The Sh12 billion was part of the conditions precedent outlined in a financing agreement approved by the Attorney General before the National Treasury signed it on April 18, 2017, he explained at the time.

The amount entailed an arrangement fee of Sh545.9 million, a Sh359.5 million commitment fee, a Sh3.5 million agency fee and a Sh11.1 billion insurance premium paid to an Italian contractor.

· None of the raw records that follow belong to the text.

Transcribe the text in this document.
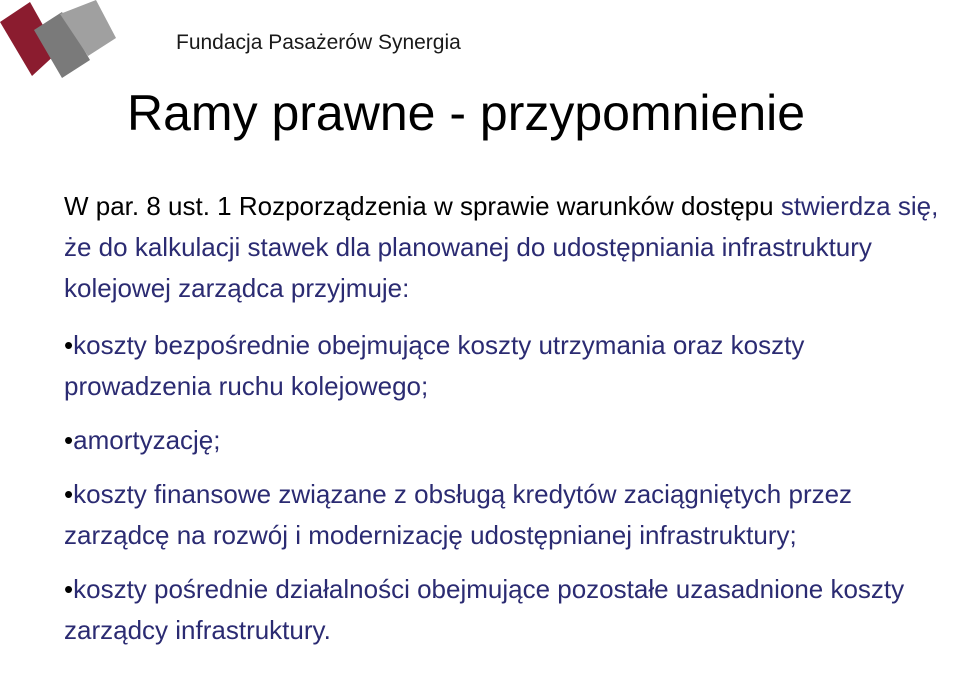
Fundacja Pasażerów Synergia
Ramy prawne - przypomnienie
W par. 8 ust. 1 Rozporządzenia w sprawie warunków dostępu stwierdza się, że do kalkulacji stawek dla planowanej do udostępniania infrastruktury kolejowej zarządca przyjmuje:
•koszty bezpośrednie obejmujące koszty utrzymania oraz koszty prowadzenia ruchu kolejowego;
•amortyzację;
•koszty finansowe związane z obsługą kredytów zaciągniętych przez zarządcę na rozwój i modernizację udostępnianej infrastruktury;
•koszty pośrednie działalności obejmujące pozostałe uzasadnione koszty zarządcy infrastruktury.
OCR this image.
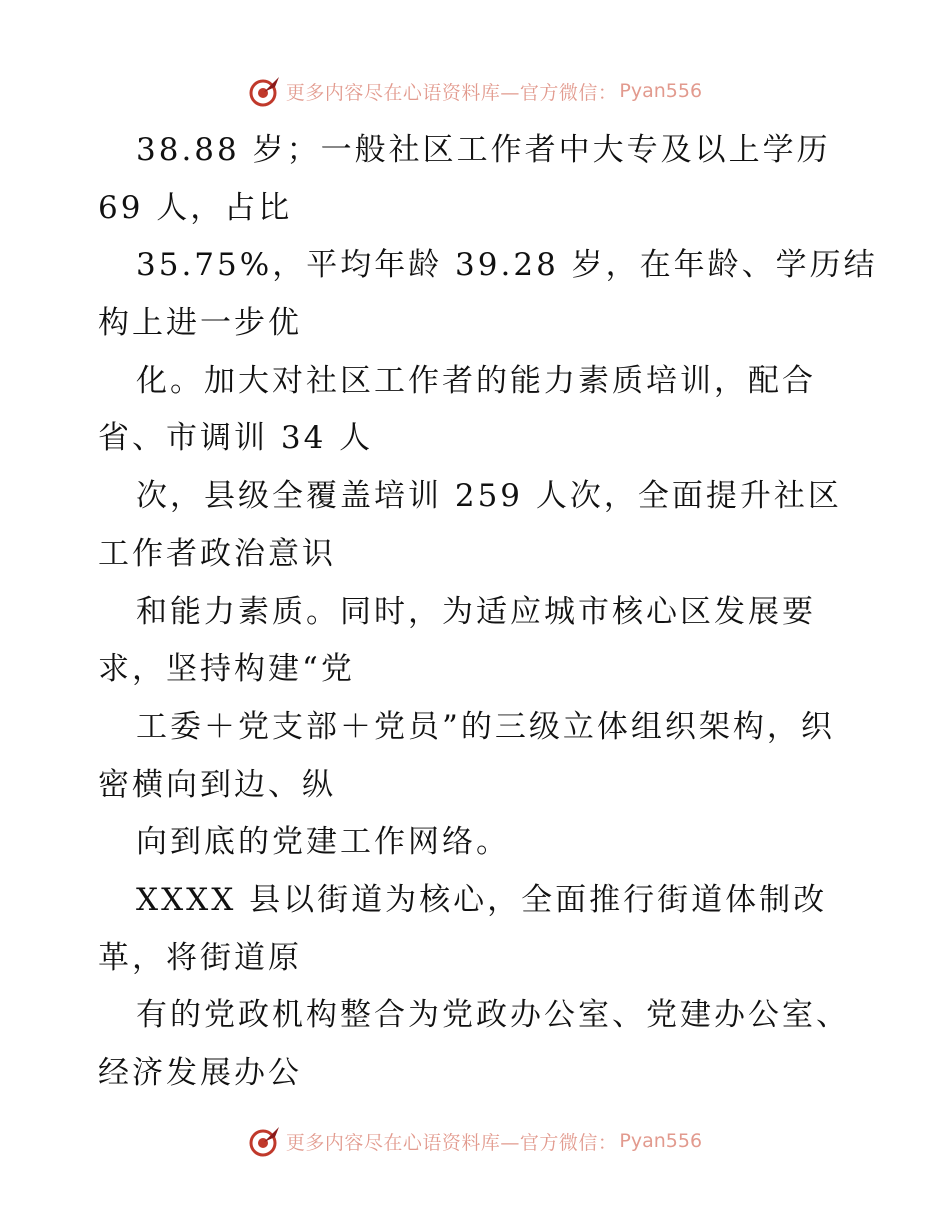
更多内容尽在心语资料库—官方微信： Pyan556
38.88 岁；一般社区工作者中大专及以上学历
69 人，占比
35.75%，平均年龄 39.28 岁，在年龄、学历结
构上进一步优
化。加大对社区工作者的能力素质培训，配合
省、市调训 34 人
次，县级全覆盖培训 259 人次，全面提升社区
工作者政治意识
和能力素质。同时，为适应城市核心区发展要
求，坚持构建“党
工委＋党支部＋党员”的三级立体组织架构，织
密横向到边、纵
向到底的党建工作网络。
XXXX 县以街道为核心，全面推行街道体制改
革，将街道原
有的党政机构整合为党政办公室、党建办公室、
经济发展办公
更多内容尽在心语资料库—官方微信： Pyan556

According to Rotich, the government-owned Italian firm – Servizi Assicurativi del Commercio Estero (SACE) – was paid a Sh7.8 billion advance fee representing 15 per cent of the contract amount.
The National Treasury at the time denied reports that up to Sh21 billion had been paid out in respect to the construction of Arror, and Kimwarer dams before commencement of works.

The figures provided by the Treasury inclusive of the Sh12 billion loan facilitation fee add up to Sh19.8 billion, with Rotich saying the Sh7.8 billion advance payment was in line with Section 147 (1) the Public Procurement and Asset Disposal Act.

“Under exceptional circumstances advance payment may be granted and shall not exceed 20 per cent of the price of the tender and shall be paid upon submission by the successful tenderer to the procuring entity of an advance payment security equivalent to the advance itself and that security shall be given by a reputable bank or any authorized financial institution issued by a corresponding bank in Kenya recognised by the Central Bank of Kenya, in case the successful tenderer is a foreigner,” the Act provides.

Rotich dismissed the alleged financing of the projects without submission of designs saying the procuring ministry – Ministry of East African Community and Regional Development – adopted a design-build model which he argued had been proved to be cheaper and effective.

But Haji disagrees, and has accused him of committing economic crimes.

The design-build model allows the firm contracted to solely engineer, procure, and construct, as well as enter into financing agreements.

The contractor – SACE – covers 85 per cent of an estimated Sh52 billion contract amount with a consortium of banks funding the remaining fifteen per cent.

An Italian banking group, Intesa Sanpaolo, is said to have signed the facility agreement on April 4, 2017 on behalf of three other banks – Paribas Fortis S.AIN.V, UniCredit S.P.A, and UniCredit Bank.

The debate over misappropriation of funds allocated for the construction of the Arror and Kimwarer dams took a new twist Thursday after Deputy President William Ruto dismissed a Sh21 billion figure reported in a section of dailies.

“The money in question is about Sh7 billion and for every coin that has been paid, we have a bank guarantee. No money will be lost because we’re a responsible government; we’ve engaged every arm of government to ensure public resources are safe,” he said during the release of the 2017/18 State of Judiciary and Administration of Justice report.

The DP cautioned against fabrication of information in the fight against corruption saying misleading reports would only derail anti-graft efforts.

“Correct information must be used as we target the fight against corruption so that we can nail the true culprits,” Ruto said.